The “pigeon-hole” system of classification had, however, been discredited in the fourth edition of Prichard’s Natural History of Man, edited and enlarged by Edwin Norris (1855), since on p. 644 it is stated:—
The different races of men are not distinguished from each other by strongly-marked, uniform, and permanent distinctions, as are the several species belonging to any given tribe of animals. All the diversities which exist are variable, and pass into each other by insensible gradations; and there is, moreover, scarcely an instance in which the actual transition cannot be proved to have taken place.
This is practically the same result at which Waitz arrived in 1863.
Keane.
Professor Keane (1895, p. 228), though returning to the four-fold grouping proposed by Linnæus, uses these divisions to represent, not actual varieties or races, but “ideal types,” differentiated by somatic characters, and also by language, religion, and temperament. “Although man had but one origin, one pliocene precursor [Pithecanthropus], men had several separate places of origin, several pleistocene precursors.

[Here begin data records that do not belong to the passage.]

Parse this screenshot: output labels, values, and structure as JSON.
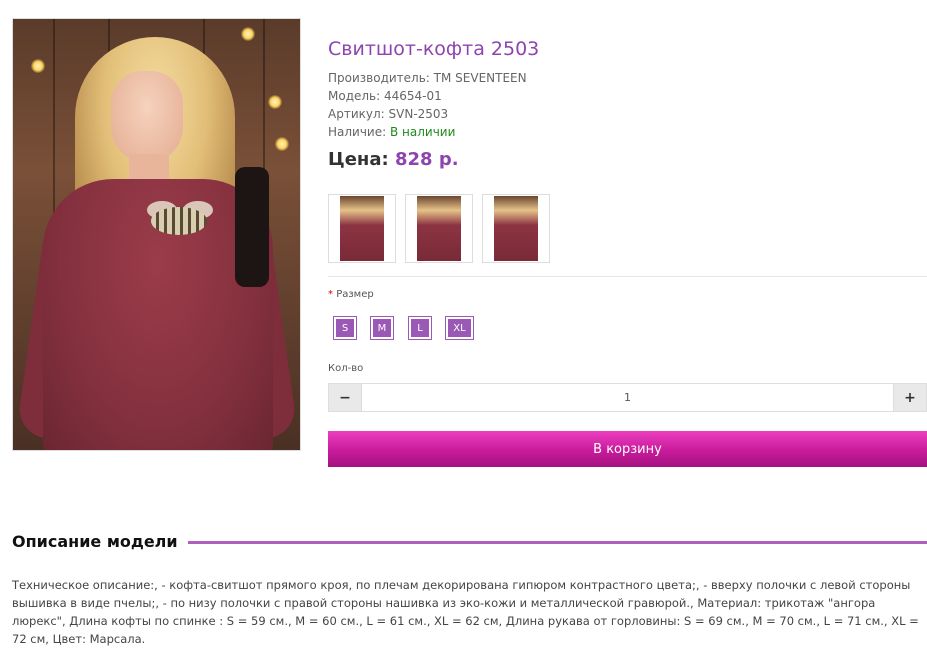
{
  "product": {
    "title": "Свитшот-кофта 2503",
    "manufacturer_label": "Производитель:",
    "manufacturer": "TM SEVENTEEN",
    "model_label": "Модель:",
    "model": "44654-01",
    "sku_label": "Артикул:",
    "sku": "SVN-2503",
    "availability_label": "Наличие:",
    "availability": "В наличии",
    "price_label": "Цена:",
    "price": "828 р."
  },
  "options": {
    "size_required_mark": "*",
    "size_label": "Размер",
    "sizes": [
      "S",
      "M",
      "L",
      "XL"
    ]
  },
  "quantity": {
    "label": "Кол-во",
    "value": "1",
    "minus": "−",
    "plus": "+"
  },
  "cart_button": "В корзину",
  "description": {
    "heading": "Описание модели",
    "text": "Техническое описание:, - кофта-свитшот прямого кроя, по плечам декорирована гипюром контрастного цвета;, - вверху полочки с левой стороны вышивка в виде пчелы;, - по низу полочки с правой стороны нашивка из эко-кожи и металлической гравюрой., Материал: трикотаж \"ангора люрекс\", Длина кофты по спинке : S = 59 см., M = 60 см., L = 61 см., XL = 62 см, Длина рукава от горловины: S = 69 см., M = 70 см., L = 71 см., XL = 72 см, Цвет: Марсала."
  },
  "colors": {
    "accent": "#8e44ad",
    "size_button": "#9b59b6",
    "cart_button": "#c81b9c",
    "in_stock": "#1e8a1e"
  }
}
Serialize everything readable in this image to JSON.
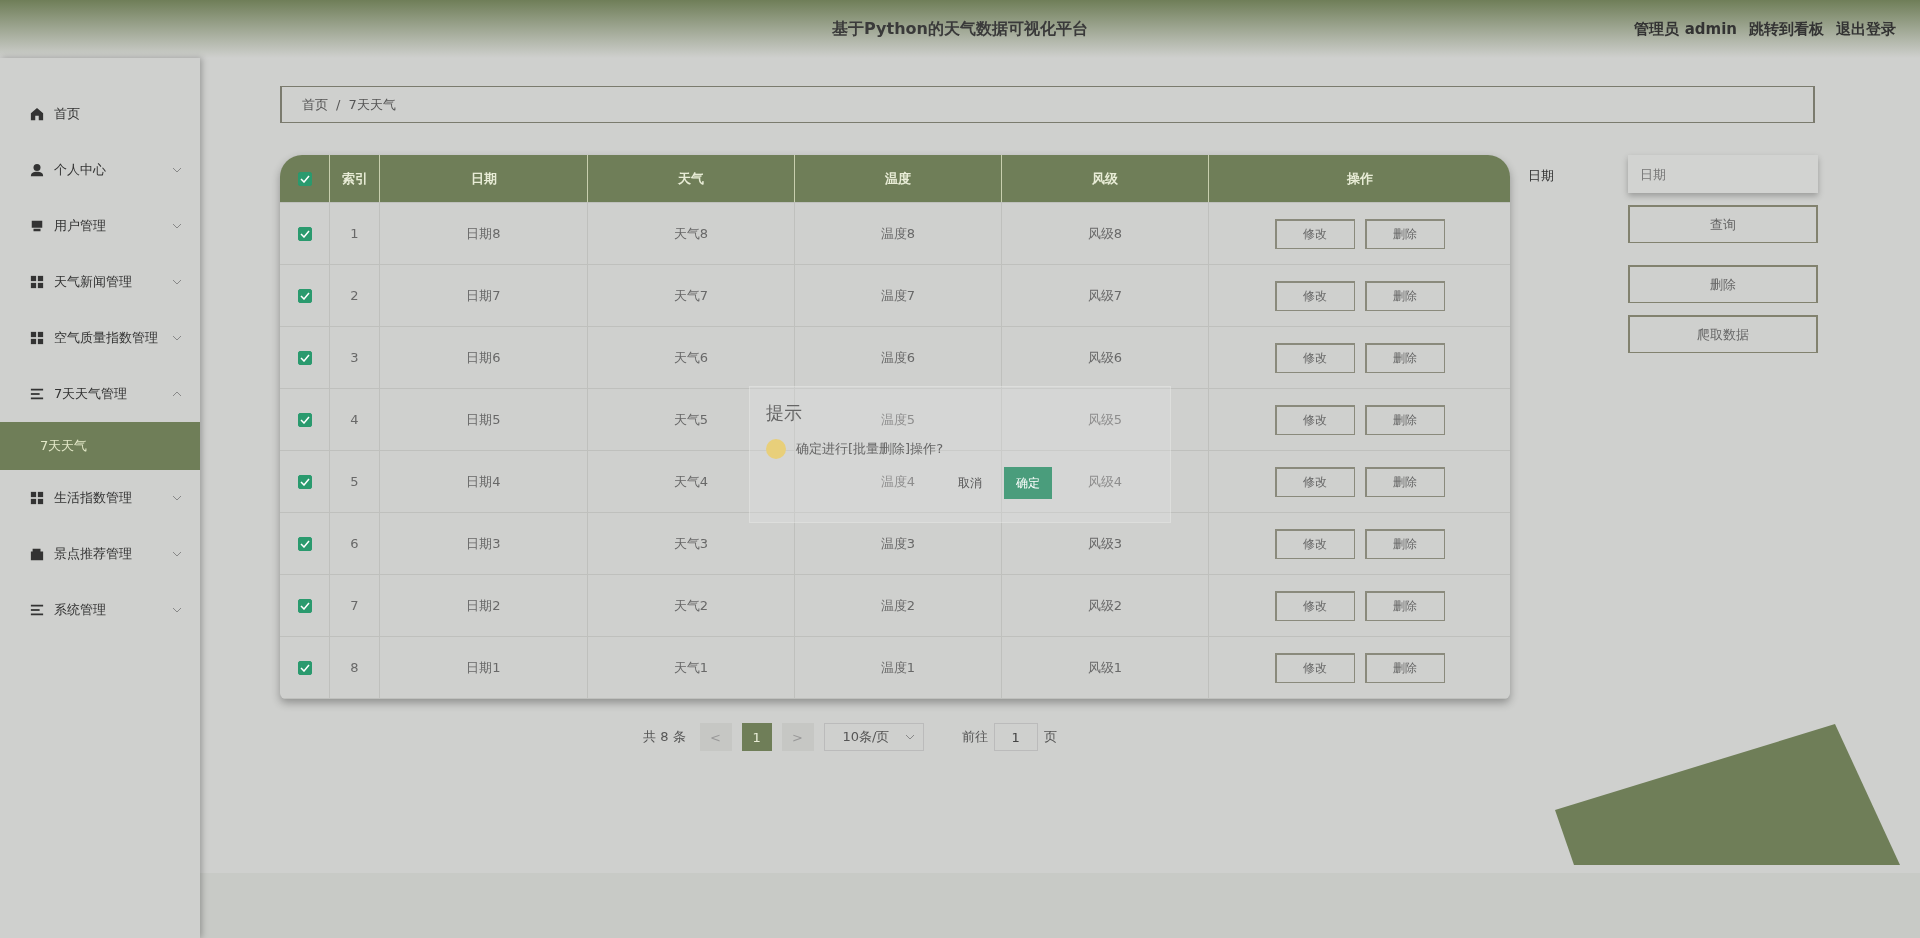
{
  "header": {
    "title": "基于Python的天气数据可视化平台",
    "user": "管理员 admin",
    "links": [
      "跳转到看板",
      "退出登录"
    ]
  },
  "sidebar": {
    "items": [
      {
        "label": "首页"
      },
      {
        "label": "个人中心",
        "expanded": false
      },
      {
        "label": "用户管理",
        "expanded": false
      },
      {
        "label": "天气新闻管理",
        "expanded": false
      },
      {
        "label": "空气质量指数管理",
        "expanded": false
      },
      {
        "label": "7天天气管理",
        "expanded": true,
        "children": [
          {
            "label": "7天天气",
            "selected": true
          }
        ]
      },
      {
        "label": "生活指数管理",
        "expanded": false
      },
      {
        "label": "景点推荐管理",
        "expanded": false
      },
      {
        "label": "系统管理",
        "expanded": false
      }
    ]
  },
  "breadcrumb": {
    "items": [
      "首页",
      "7天天气"
    ],
    "separator": "/"
  },
  "table": {
    "all_checked": true,
    "columns": [
      "索引",
      "日期",
      "天气",
      "温度",
      "风级",
      "操作"
    ],
    "rows": [
      {
        "checked": true,
        "cells": [
          "1",
          "日期8",
          "天气8",
          "温度8",
          "风级8"
        ],
        "actions": [
          "修改",
          "删除"
        ]
      },
      {
        "checked": true,
        "cells": [
          "2",
          "日期7",
          "天气7",
          "温度7",
          "风级7"
        ],
        "actions": [
          "修改",
          "删除"
        ]
      },
      {
        "checked": true,
        "cells": [
          "3",
          "日期6",
          "天气6",
          "温度6",
          "风级6"
        ],
        "actions": [
          "修改",
          "删除"
        ]
      },
      {
        "checked": true,
        "cells": [
          "4",
          "日期5",
          "天气5",
          "温度5",
          "风级5"
        ],
        "actions": [
          "修改",
          "删除"
        ]
      },
      {
        "checked": true,
        "cells": [
          "5",
          "日期4",
          "天气4",
          "温度4",
          "风级4"
        ],
        "actions": [
          "修改",
          "删除"
        ]
      },
      {
        "checked": true,
        "cells": [
          "6",
          "日期3",
          "天气3",
          "温度3",
          "风级3"
        ],
        "actions": [
          "修改",
          "删除"
        ]
      },
      {
        "checked": true,
        "cells": [
          "7",
          "日期2",
          "天气2",
          "温度2",
          "风级2"
        ],
        "actions": [
          "修改",
          "删除"
        ]
      },
      {
        "checked": true,
        "cells": [
          "8",
          "日期1",
          "天气1",
          "温度1",
          "风级1"
        ],
        "actions": [
          "修改",
          "删除"
        ]
      }
    ]
  },
  "search": {
    "label": "日期",
    "placeholder": "日期",
    "buttons": [
      "查询",
      "删除",
      "爬取数据"
    ]
  },
  "pagination": {
    "total": "共 8 条",
    "prev": "<",
    "pages": [
      {
        "label": "1",
        "selected": true
      }
    ],
    "next": ">",
    "page_size": "10条/页",
    "goto_label": "前往",
    "goto_value": "1",
    "goto_suffix": "页"
  },
  "dialog": {
    "title": "提示",
    "message": "确定进行[批量删除]操作?",
    "buttons": [
      "取消",
      "确定"
    ]
  }
}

In our family tree four such precursors are assumed.” From each “ideal type” he traces the development of the present varieties arranged in the scheme of the family tree.
Man’s Place in Nature.
Since the time of Linnæus it has been recognised that a place for man must be found in classification of animals; and he was naturally put at the top of the tree. The main question, however, was his exact relationship to the higher apes. Linnæus (p. [90]) included man and apes in the Primates, one of his seven orders of Mammalia. Cuvier divided the Mammifères into nine groups, man being included in the Bimanes, and apes and monkeys in the Quadrumanes. The most noteworthy attempt to put man in his place was made when Huxley published his Evidence as to Man’s Place in Nature (1863), based on lectures given in 1860, in which he proved that man was more nearly allied to the higher apes than the latter were to the lower monkeys. Concerning this book, he wrote to Mr. E. Clodd, thirty years later, “that a very shrewd friend of mine [Sir William Lawrence[[76]]] implored me not to publish, as it would certainly ruin all my prospects.”[[77]] Doubtless one reason why Huxley wrote the book was to impress on the public that the evolution of man as an animal is perfectly comparable with that of other mammals, since Darwin only hinted in his Origin of Species (1859) that “Light will be thrown on the origin of man and his history” (p. 488). His silence, he confesses in the Introduction to the Descent of Man (1871), was due to desire “not to add to the prejudices against his views.” Professor Haeckel fully discussed his views concerning the genealogy of man in 1868,[[78]] and several times subsequently.
[76]. In the Preface to the 1894 edition Huxley writes: “It was not so very long since my kind friend Sir William Lawrence, one of the ablest men whom I have known, had been well-nigh ostracised for his book On Man, which now might be read in a Sunday-school without surprising anybody.”
[77]. Folk-Lore, VI., 1895, p. 67, f.n.
[78]. Natürliche Schöpfungsgeschichte.